Estamos de acordo que a educação deve ser uma prioridade do país, mas pensamos em geral nas crianças e jovens. Sobre a educação de adultos, as opiniões dividem-se, sobretudo porque se trata de completar habilitações ou reconhecer e certificar competências. Os números não enganam e os relatórios internacionais como o que a OCDE acaba de divulgar - Education at a Glance 2018 - mostram que quase metade da nossa população adulta entre os 25 e os 64 anos não completou o Secundário, mais do dobro da média da OCDE. Também revela que o panorama está a mudar e o grupo entre os 25 e os 34 anos que completou o Secundário passou de 44% em 2007 para 70% em 2017 (a média da OCDE é de 85%). Nesta faixa etária, há mais mulheres que homens a concluir os estudos, apesar de ainda receberem salários mais baixos.

O que acontece aos que ficam pelo caminho? Ouvimos com frequência que "estudar não serve para nada", mas os indicadores mostram a correlação entre baixas qualificações e baixos rendimentos, sendo também estes os que menos oportunidades têm para sair desse ciclo vicioso.

O Conselho Nacional de Educação organizou esta semana um encontro de reflexão e partilha de experiências sobre educação de adultos, escolhendo como mote "ninguém pode ficar para trás". Virado para o futuro e programas em curso como o Qualifica, referiu o Programa Novas Oportunidades, em que muitos haviam trabalhado arduamente, encerrado em 2013 sob alegações de facilitismo, mas sobretudo ridicularizado e menorizado, encapotando a ideia de que estudar não pode ser para todos.

É recorrente ser defendido um pacto de regime que permita políticas de continuidade em áreas estruturantes como a educação, mas importa ter consciência de que estamos perante entendimentos de tal forma opostos que enformam modelos inconciliáveis.

Este Governo - e bem - retomou a educação de adultos como um dos mais importantes eixos das políticas públicas para qualificação dos portugueses.
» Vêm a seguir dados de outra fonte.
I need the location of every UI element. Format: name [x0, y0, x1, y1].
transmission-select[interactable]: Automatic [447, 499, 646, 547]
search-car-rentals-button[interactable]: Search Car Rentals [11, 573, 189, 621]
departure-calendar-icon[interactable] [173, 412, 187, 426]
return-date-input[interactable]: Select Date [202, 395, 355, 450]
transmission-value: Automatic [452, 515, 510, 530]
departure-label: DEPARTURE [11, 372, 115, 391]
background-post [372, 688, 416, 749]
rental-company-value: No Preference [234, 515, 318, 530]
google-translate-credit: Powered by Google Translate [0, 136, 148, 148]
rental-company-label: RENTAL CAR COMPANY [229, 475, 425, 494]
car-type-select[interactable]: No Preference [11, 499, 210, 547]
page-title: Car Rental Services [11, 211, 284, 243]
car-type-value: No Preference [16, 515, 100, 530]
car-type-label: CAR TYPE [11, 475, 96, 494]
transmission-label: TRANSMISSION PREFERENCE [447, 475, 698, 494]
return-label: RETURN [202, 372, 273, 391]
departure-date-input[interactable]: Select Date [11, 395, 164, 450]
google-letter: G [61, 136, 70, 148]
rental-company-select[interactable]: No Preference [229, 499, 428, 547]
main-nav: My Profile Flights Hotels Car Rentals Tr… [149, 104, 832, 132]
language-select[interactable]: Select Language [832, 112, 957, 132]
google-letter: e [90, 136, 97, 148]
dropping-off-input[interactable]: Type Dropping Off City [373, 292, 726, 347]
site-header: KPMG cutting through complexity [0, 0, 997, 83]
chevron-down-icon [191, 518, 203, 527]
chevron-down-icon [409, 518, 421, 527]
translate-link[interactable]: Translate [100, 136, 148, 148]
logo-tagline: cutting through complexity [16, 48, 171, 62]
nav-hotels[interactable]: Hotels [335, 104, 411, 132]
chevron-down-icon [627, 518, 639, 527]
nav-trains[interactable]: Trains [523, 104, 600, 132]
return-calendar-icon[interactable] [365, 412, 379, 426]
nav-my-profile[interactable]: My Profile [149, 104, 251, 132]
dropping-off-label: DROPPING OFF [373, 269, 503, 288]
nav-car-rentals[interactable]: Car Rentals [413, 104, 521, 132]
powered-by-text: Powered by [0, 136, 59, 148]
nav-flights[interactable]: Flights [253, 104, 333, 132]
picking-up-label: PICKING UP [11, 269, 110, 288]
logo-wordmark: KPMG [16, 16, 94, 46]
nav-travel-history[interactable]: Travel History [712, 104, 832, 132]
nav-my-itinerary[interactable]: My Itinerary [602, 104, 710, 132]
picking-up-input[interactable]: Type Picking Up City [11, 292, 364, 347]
Temos baixos níveis de literacia e faltam competências essenciais, o que não é problema exclusivo dos menos escolarizados. Perante as transformações em curso no mercado de trabalho, não só a digitalização, mas também a necessidade de responder a desafios complexos e acompanhar a inovação, percebemos a centralidade da aprendizagem ao longo da vida e da aquisição de competências. Vamos ter de aprender até ao fim da vida e, sobretudo, não deixar ninguém para trás.